Write SQL for the following tasks:
1. **Monthly percentage of high-frequency customers**
A high-frequency customer is a customer who places more than 30 completed orders in the same month. Return:
- `month`
- `total_customers`
- `high_frequency_customers`
- `pct_high_frequency`
2. **Top customer per month, excluding high-frequency users**
For each month, consider only customers with at most 30 completed orders in that month. Return the customer with the highest monthly order count. Break ties by the smaller `customer_id`. Return:
- `month`
- `customer_id`
- `order_count`
3. **Month-over-month sales growth for 2021**
Compute monthly gross sales as the sum of `order_amount` from completed orders in 2021. Return:
- `month`
- `monthly_sales`
- `previous_month_sales`
- `mom_growth_pct`
Define month-over-month growth as:
`(monthly_sales - previous_month_sales) / previous_month_sales`
If the previous month's sales are missing or equal to 0, return `NULL` for growth.

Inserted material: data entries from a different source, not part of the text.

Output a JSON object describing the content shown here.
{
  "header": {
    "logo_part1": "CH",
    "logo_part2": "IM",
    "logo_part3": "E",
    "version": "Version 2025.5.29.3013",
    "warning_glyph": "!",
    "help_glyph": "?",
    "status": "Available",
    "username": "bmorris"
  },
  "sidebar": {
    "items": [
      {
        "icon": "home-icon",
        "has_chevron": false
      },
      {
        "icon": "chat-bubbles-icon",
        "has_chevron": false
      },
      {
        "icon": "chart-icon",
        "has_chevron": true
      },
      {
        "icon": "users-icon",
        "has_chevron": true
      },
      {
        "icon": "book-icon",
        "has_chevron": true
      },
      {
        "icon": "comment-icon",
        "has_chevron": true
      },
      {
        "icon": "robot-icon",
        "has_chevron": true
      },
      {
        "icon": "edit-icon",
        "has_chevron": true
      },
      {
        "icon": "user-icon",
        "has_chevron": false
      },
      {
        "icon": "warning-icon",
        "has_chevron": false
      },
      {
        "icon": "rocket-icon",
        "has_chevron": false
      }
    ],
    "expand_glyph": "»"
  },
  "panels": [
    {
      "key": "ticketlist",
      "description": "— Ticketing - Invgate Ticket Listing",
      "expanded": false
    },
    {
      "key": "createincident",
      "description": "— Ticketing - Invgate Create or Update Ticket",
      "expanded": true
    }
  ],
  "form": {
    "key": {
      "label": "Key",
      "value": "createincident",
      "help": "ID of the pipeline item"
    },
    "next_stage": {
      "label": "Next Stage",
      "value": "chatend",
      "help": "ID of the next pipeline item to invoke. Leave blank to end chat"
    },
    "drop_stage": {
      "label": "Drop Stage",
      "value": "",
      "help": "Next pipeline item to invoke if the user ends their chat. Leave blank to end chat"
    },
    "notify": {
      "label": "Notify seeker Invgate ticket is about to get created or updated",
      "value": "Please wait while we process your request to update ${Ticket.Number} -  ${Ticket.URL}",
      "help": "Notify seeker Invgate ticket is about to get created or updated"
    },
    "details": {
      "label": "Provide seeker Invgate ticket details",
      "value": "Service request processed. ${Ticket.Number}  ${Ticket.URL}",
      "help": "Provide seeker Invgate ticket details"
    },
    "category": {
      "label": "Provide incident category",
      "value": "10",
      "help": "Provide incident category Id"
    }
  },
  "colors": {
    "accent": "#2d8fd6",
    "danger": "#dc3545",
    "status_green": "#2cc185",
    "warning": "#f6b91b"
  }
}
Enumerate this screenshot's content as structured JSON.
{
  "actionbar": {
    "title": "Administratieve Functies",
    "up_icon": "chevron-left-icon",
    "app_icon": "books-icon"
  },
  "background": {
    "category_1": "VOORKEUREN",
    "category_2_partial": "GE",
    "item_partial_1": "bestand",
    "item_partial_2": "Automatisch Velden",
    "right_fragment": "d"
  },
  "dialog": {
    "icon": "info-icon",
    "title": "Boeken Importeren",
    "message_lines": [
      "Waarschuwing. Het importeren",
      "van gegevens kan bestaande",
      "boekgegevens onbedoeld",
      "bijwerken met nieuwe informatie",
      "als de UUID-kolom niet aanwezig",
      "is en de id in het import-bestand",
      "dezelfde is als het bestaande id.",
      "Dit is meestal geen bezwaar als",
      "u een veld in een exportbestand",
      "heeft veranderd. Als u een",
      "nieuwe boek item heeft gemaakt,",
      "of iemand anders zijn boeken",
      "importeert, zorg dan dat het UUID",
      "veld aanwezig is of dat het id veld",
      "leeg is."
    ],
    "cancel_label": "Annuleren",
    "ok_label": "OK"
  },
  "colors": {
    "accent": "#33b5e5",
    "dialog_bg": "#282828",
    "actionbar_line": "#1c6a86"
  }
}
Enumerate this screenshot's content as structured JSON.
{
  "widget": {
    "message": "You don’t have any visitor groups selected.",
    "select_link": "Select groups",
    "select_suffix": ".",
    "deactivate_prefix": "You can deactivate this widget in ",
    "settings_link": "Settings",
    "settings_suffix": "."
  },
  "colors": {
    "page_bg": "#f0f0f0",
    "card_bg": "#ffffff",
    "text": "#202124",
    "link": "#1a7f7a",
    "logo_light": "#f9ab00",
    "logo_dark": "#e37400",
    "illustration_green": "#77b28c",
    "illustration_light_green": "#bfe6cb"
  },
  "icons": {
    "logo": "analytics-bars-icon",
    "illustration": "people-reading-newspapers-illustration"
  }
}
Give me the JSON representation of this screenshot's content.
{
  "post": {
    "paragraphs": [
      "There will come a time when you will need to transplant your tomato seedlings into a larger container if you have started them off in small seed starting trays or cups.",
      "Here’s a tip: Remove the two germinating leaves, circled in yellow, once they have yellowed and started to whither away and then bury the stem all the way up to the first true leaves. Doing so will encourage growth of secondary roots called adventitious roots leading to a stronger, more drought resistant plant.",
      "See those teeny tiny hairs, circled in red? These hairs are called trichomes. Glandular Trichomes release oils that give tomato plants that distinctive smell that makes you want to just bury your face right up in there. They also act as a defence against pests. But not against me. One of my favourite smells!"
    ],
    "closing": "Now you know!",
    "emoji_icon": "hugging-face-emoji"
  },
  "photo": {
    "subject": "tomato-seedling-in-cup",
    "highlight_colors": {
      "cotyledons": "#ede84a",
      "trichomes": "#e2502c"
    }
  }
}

4. **Customer reach of bottom-quartile restaurants**
For each month, rank restaurants by that month's completed sales and split them into quartiles within the month, where the lowest-sales quartile is the bottom quartile. Compute how many distinct customers ordered from at least one bottom-quartile restaurant, and what share they represent among all monthly customers. Return:
- `month`
- `customers_reached`
- `total_customers`
- `pct_customer_reach`
Quick Answer: This question evaluates SQL and data-manipulation skills for a data scientist role, focusing on aggregations, joins, window functions, time-series grouping, ranking, and percentile/quartile segmentation to compute customer and sales metrics.